Unfortunately, it’s 2018, and the art for Donkey Kong Country isn’t even that great anymore, leaving me with a by the numbers 2D platformer that lacks any sort of flair to make it stand out among the countless other titles within that genre.
Donkey Kong Country is by no means a bad game, but it is marred heavily by its focus on style over substance and, even more damningly, its reliance on trial-and-error gameplay. I couldn’t record the number of times I had to reset my SNES Classic after dying to an enemy that was invisible less than a second prior or falling to my death into a pit that was inobservable from my limited frame of view. While this sort of artificial padding may have extended DKC’s gameplay length in the ’90s, now all they do is serve to annoy the player and detract from the experience.
DKC’s other greatest flaw is its bland level design and lack of progression.
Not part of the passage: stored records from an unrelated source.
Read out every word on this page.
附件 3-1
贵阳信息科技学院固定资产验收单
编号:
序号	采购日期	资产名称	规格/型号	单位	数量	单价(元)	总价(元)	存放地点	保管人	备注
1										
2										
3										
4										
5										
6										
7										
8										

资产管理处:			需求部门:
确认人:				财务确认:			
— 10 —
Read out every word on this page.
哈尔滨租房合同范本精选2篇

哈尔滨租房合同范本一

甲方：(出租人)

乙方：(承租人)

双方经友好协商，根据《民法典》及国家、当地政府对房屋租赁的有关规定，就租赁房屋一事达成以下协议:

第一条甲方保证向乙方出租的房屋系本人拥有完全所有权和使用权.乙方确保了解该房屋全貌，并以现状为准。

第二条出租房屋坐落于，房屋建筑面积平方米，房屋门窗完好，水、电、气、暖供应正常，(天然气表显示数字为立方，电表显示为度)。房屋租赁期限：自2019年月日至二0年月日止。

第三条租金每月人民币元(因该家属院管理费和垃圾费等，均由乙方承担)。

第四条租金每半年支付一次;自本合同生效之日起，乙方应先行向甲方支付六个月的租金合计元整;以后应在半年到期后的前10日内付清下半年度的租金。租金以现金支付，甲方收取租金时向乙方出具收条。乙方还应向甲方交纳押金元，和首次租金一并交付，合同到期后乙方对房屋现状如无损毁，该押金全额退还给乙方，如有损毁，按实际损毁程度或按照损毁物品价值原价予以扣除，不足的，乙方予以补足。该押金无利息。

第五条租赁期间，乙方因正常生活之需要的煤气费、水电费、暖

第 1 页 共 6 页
While other 2D staples from the time give players a sense that they are progressing through difficulty curves and new level types, DKC seems to merely rotate through a shallow selection of level variations with little rhyme or reason. You may play through a standard jungle level before advancing to a mine cart and then progressing to an underwater section and moving on to a cave area before cycling through them again. Admittedly, this doesn’t become a problem until later in the game, but by the time I reached the halfway point, I felt like I had seen all that the game had to offer and everything else I had to accomplish was a chore to reach the end.
Although they’re thankfully rarely used, DKC also suffers from some absolutely horrendous boss designs and fights. I beat the game just last week, and even I still couldn’t run down the list of bosses without looking them up. Not only are they unmemorable, they all follow a similar, predictable pattern. In fact, the only reasons most of them are difficult at all are the lapses in DKC’s gameplay parity that plague the game. King K. Rool is the only really memorable one in the bunch, but his fight was a frustrating slog of yet more trial-and-error gameplay. I felt relieved when I beat him not because he was a threat that I had wanted to take down throughout the game, but because I was so happy I didn’t have to fight him anymore.
It’s understandable that Donkey Kong Country was lauded upon its release. It probably was the best looking game ever made up to that point, it features an iconic character in Donkey Kong, and checks many of the boxes 2D platforming fans of the day maintained on their personal checklists. But in the year 2018 with so many amazing games to experience, Donkey Kong Country should be nowhere near the top of anyone’s to-beat list.